Regole sui dehors, scontro aperto

Pescasseroli, petizione dei commercianti: «Troppo restrittive, vanno riviste»
di Massimiliano Lavillotti PESCASSEROLI. È scontro aperto a Pescasseroli tra i commercianti e l’amministrazione comunale, che recentemente ha modificato la disciplina dell’occupazione temporanea di suolo pubblico per gli spazi di ristoro all’aperto annessi ai locali. Agli operatori economici del centro montano non piacciono le nuove regole imposte dal Comune, che ha introdotto una serie di obblighi «volti ad assicurare il rispetto degli elementi chiave per la realizzazione e installazione dei dehors» in tutto il paese.
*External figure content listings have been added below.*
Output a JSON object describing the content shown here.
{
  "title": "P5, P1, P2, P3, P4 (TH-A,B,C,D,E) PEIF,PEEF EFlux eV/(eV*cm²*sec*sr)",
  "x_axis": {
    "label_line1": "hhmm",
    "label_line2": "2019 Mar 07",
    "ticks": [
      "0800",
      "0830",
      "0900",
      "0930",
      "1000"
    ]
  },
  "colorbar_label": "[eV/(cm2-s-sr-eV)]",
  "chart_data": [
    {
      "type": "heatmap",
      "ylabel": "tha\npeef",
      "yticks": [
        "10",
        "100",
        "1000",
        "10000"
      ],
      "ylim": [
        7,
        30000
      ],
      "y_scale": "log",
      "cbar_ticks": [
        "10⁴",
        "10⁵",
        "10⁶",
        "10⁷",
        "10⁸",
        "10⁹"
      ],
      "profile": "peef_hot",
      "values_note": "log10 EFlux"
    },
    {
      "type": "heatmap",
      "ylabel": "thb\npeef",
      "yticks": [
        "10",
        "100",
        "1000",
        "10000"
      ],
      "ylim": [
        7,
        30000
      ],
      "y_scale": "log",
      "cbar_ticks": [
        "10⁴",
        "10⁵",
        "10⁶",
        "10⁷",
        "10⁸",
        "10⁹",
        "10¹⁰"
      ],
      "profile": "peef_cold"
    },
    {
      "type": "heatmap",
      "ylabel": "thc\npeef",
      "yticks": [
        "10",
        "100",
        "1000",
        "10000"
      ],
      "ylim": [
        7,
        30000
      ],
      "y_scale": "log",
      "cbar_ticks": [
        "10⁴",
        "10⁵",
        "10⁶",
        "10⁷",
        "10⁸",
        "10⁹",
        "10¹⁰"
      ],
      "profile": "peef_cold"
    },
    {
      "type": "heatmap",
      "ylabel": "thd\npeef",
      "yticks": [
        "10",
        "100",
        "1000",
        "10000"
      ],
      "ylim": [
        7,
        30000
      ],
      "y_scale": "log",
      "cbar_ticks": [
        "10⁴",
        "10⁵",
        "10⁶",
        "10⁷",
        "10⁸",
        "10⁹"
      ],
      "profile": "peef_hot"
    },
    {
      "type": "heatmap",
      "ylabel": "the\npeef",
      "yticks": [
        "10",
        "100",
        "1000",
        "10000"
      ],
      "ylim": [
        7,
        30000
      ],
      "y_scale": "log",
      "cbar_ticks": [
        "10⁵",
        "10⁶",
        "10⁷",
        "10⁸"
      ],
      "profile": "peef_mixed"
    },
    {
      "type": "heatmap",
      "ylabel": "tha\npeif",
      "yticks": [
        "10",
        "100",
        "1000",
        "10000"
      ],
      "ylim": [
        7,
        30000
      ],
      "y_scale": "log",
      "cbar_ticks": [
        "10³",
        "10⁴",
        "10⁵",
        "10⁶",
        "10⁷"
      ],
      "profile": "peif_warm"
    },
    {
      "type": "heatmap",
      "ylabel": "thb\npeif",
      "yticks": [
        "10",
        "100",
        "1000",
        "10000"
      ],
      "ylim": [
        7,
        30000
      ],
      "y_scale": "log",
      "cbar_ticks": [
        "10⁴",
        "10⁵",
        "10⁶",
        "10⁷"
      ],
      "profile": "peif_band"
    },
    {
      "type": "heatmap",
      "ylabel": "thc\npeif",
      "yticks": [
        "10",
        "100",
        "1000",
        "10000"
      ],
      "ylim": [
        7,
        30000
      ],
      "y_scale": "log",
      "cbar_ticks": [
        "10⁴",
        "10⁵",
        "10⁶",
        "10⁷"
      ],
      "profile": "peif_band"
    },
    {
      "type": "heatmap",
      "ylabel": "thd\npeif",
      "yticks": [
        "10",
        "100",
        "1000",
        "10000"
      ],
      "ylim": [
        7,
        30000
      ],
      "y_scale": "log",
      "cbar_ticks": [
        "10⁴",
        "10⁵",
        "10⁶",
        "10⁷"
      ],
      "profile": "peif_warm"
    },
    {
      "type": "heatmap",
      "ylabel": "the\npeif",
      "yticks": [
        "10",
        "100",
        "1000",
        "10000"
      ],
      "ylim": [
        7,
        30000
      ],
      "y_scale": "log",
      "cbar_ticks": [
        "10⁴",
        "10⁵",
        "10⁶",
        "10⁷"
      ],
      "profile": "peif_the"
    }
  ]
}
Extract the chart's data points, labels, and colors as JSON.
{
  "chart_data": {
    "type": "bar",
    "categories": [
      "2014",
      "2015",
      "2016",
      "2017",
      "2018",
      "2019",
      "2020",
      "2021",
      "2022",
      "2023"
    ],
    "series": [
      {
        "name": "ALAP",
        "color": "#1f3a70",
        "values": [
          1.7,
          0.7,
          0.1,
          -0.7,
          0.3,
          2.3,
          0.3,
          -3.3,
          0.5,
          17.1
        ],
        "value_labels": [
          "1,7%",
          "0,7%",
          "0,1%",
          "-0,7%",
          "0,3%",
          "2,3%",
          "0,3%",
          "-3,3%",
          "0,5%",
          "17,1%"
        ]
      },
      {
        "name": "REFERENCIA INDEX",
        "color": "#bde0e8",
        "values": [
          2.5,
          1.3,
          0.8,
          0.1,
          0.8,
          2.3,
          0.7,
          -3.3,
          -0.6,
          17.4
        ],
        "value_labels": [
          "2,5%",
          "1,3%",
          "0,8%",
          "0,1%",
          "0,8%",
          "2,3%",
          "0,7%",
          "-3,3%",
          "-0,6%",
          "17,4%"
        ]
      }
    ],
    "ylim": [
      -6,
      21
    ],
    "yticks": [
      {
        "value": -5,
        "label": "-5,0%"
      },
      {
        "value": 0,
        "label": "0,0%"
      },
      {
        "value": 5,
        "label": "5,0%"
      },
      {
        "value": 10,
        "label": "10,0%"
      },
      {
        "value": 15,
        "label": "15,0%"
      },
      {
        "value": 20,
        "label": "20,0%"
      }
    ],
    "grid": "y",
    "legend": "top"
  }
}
I titolari delle attività commerciali, che si oppongono al nuovo provvedimento comunale dal momento che «restringe ulteriormente gli spazi coperti connessi con le attività presenti nel centro urbano», hanno avviato una petizione popolare e chiedono al sindaco Luigi La Cesa di organizzare al più presto un incontro pubblico con la rappresentanza delle categorie economiche al fine di risolvere la problematica. «Pescasseroli è una località turistica, il che impone la necessità di aree riparate e funzionali all’accoglienza del pubblico, residente e turista», evidenziano i commercianti nella lettera inviata al Comune, «ma c’è sproporzione tra procedimenti tecnico-burocratici e relative tempistiche e i benefici prodotti dalle strutture tipo dehors. La scarsità di spazi coperti regolari e idonei alla somministrazione di cibi e bevande, di cui Pescasseroli avrebbe invece bisogno, è aggravata dalla prolungata crisi economica locale e nazionale, a cui cerchiamo faticosamente di sottrarci. Osserviamo un atteggiamento di chiusura da parte del Comune, che non tiene conto degli investimenti già sostenuti da molte aziende per la realizzazione di strutture tipo dehors». Dalla parte dei commercianti anche il presidente “Commercio e turismo” della Cna Abruzzo, Vincenzo Vitale, che lamenta «la mancanza di dialogo da parte dell’amministrazione municipale».